Коняев же часто в эти дни присаживался к столу и писал «Соображения, которые не мешает знать», адресуя их коменданту города. Тот случай, который так поразил его на бульваре, он развил в целый ряд подобных же случаев, и выходило, что армия поражена в корне, что в ней начинается развал, что это, конечно, следствие неудачно ведущейся войны, но что здесь не без чужого шипу, нет: шип идет из нерусских сторон, и что обратить на это серьезнейшее внимание необходимо.
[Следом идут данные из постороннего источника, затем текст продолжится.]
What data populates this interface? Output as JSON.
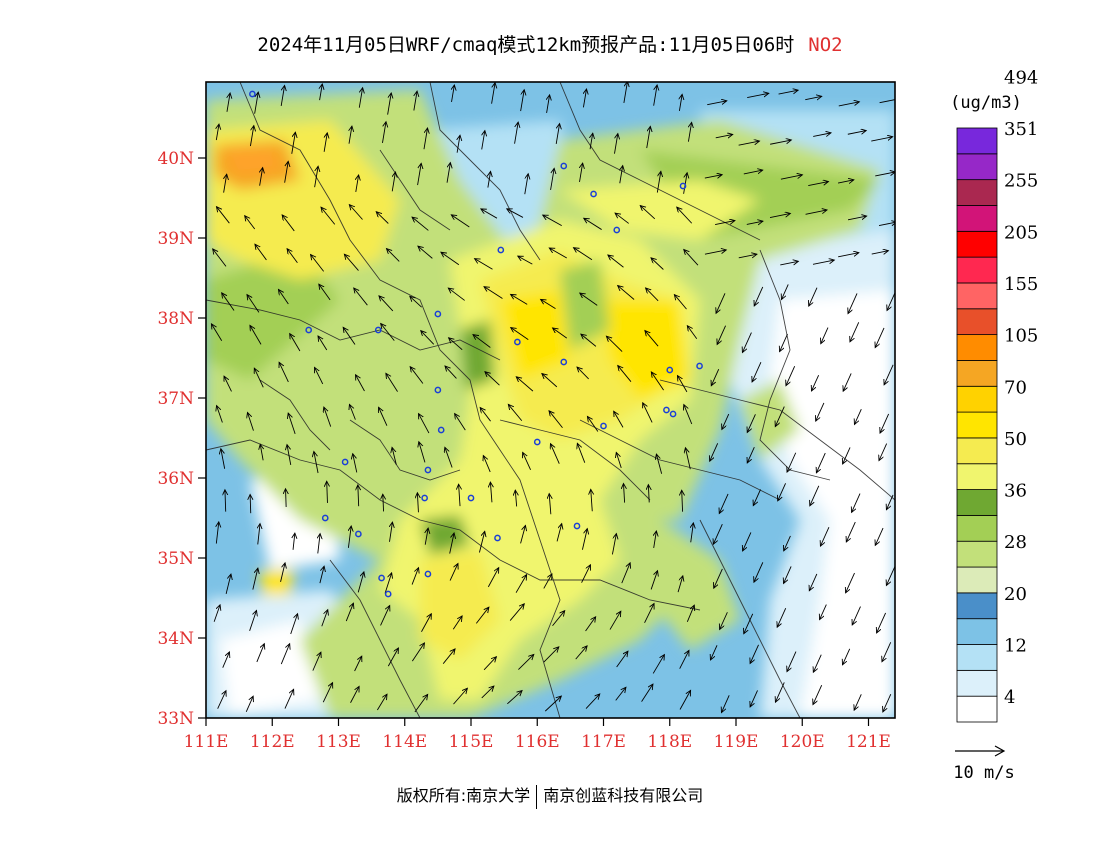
{
  "title": {
    "text": "2024年11月05日WRF/cmaq模式12km预报产品:11月05日06时",
    "pollutant": "NO2",
    "pollutant_color": "#e03030"
  },
  "map": {
    "lat_labels": [
      "40N",
      "39N",
      "38N",
      "37N",
      "36N",
      "35N",
      "34N",
      "33N"
    ],
    "lon_labels": [
      "111E",
      "112E",
      "113E",
      "114E",
      "115E",
      "116E",
      "117E",
      "118E",
      "119E",
      "120E",
      "121E"
    ],
    "lat_range": [
      33,
      40.95
    ],
    "lon_range": [
      111,
      121.4
    ],
    "label_color": "#e03030",
    "cities": [
      {
        "lon": 116.4,
        "lat": 39.9
      },
      {
        "lon": 117.2,
        "lat": 39.1
      },
      {
        "lon": 114.5,
        "lat": 38.05
      },
      {
        "lon": 117.0,
        "lat": 36.65
      },
      {
        "lon": 113.65,
        "lat": 34.75
      },
      {
        "lon": 112.55,
        "lat": 37.85
      },
      {
        "lon": 111.7,
        "lat": 40.8
      },
      {
        "lon": 115.45,
        "lat": 38.85
      },
      {
        "lon": 118.2,
        "lat": 39.65
      },
      {
        "lon": 116.85,
        "lat": 39.55
      },
      {
        "lon": 118.05,
        "lat": 36.8
      },
      {
        "lon": 115.7,
        "lat": 37.7
      },
      {
        "lon": 114.55,
        "lat": 36.6
      },
      {
        "lon": 114.35,
        "lat": 36.1
      },
      {
        "lon": 115.0,
        "lat": 35.75
      },
      {
        "lon": 116.6,
        "lat": 35.4
      },
      {
        "lon": 113.6,
        "lat": 37.85
      },
      {
        "lon": 114.5,
        "lat": 37.1
      },
      {
        "lon": 113.1,
        "lat": 36.2
      },
      {
        "lon": 112.8,
        "lat": 35.5
      },
      {
        "lon": 113.3,
        "lat": 35.3
      },
      {
        "lon": 114.3,
        "lat": 35.75
      },
      {
        "lon": 115.4,
        "lat": 35.25
      },
      {
        "lon": 116.0,
        "lat": 36.45
      },
      {
        "lon": 116.4,
        "lat": 37.45
      },
      {
        "lon": 118.0,
        "lat": 37.35
      },
      {
        "lon": 114.35,
        "lat": 34.8
      },
      {
        "lon": 113.75,
        "lat": 34.55
      },
      {
        "lon": 117.95,
        "lat": 36.85
      },
      {
        "lon": 118.45,
        "lat": 37.4
      }
    ]
  },
  "legend": {
    "units": "(ug/m3)",
    "colors": [
      "#ffffff",
      "#dcf0fa",
      "#b4e1f5",
      "#7dc2e6",
      "#4a8fc9",
      "#dcebb8",
      "#c2e07a",
      "#a3cf55",
      "#6fa832",
      "#f0f56e",
      "#f5eb50",
      "#ffe500",
      "#ffd200",
      "#f5a623",
      "#ff8c00",
      "#e8502a",
      "#ff6464",
      "#ff2850",
      "#ff0000",
      "#d21478",
      "#aa2850",
      "#9628c8",
      "#7828dc"
    ],
    "labels": [
      "4",
      "12",
      "20",
      "28",
      "36",
      "50",
      "70",
      "105",
      "155",
      "205",
      "255",
      "351",
      "494"
    ],
    "wind_reference": "10 m/s"
  },
  "copyright": {
    "left": "版权所有:南京大学",
    "right": "南京创蓝科技有限公司"
  }
}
Довольный своею мыслью, он как-то поделился ею с Дудышкиным, но тот, хоть и часто говорил свое «совершенно верно», все-таки позволил себе заметить, что отдание чести очень стесняет всех, и офицеров даже, не только солдат.

— Ка-ак стесняет? — изумился Коняев.

— Так много им козырять приходится, прямо руку отмахать можно… солдатам, то есть.

— Много?.. Как это много?.. Сколько одним, ровно столько же и другим… Честь — это взаимное, мерзавцы они!.. Мы — флот и армия — защитники родины, и мы друг друга уважаем за это: вот почему честь! А им не разъясняют… А кто должен об этом знать? Комендант! И пусть знает… Пусть!.. Какие у него солдаты тут, — пусть знает… Докладную записку подам и подпишусь. Как его фамилия?.. Русский?

— Оллонгрен, — ответил Дудышкин.

— Что-о? Вы что, — шутите?.. Какой Оллонгрен?

— Он у нас давно уж… зачем шучу?

— Тоже немец? Везде немцы, значит?..

— Или, может быть, швед какой…

— Та-ак! — Капитан подумал, покачал головой, посвистал даже и ни о чем уж не говорил больше. «Соображения» свои он все-таки послал, но так как добавил к ним кое-что еще, то не подписался.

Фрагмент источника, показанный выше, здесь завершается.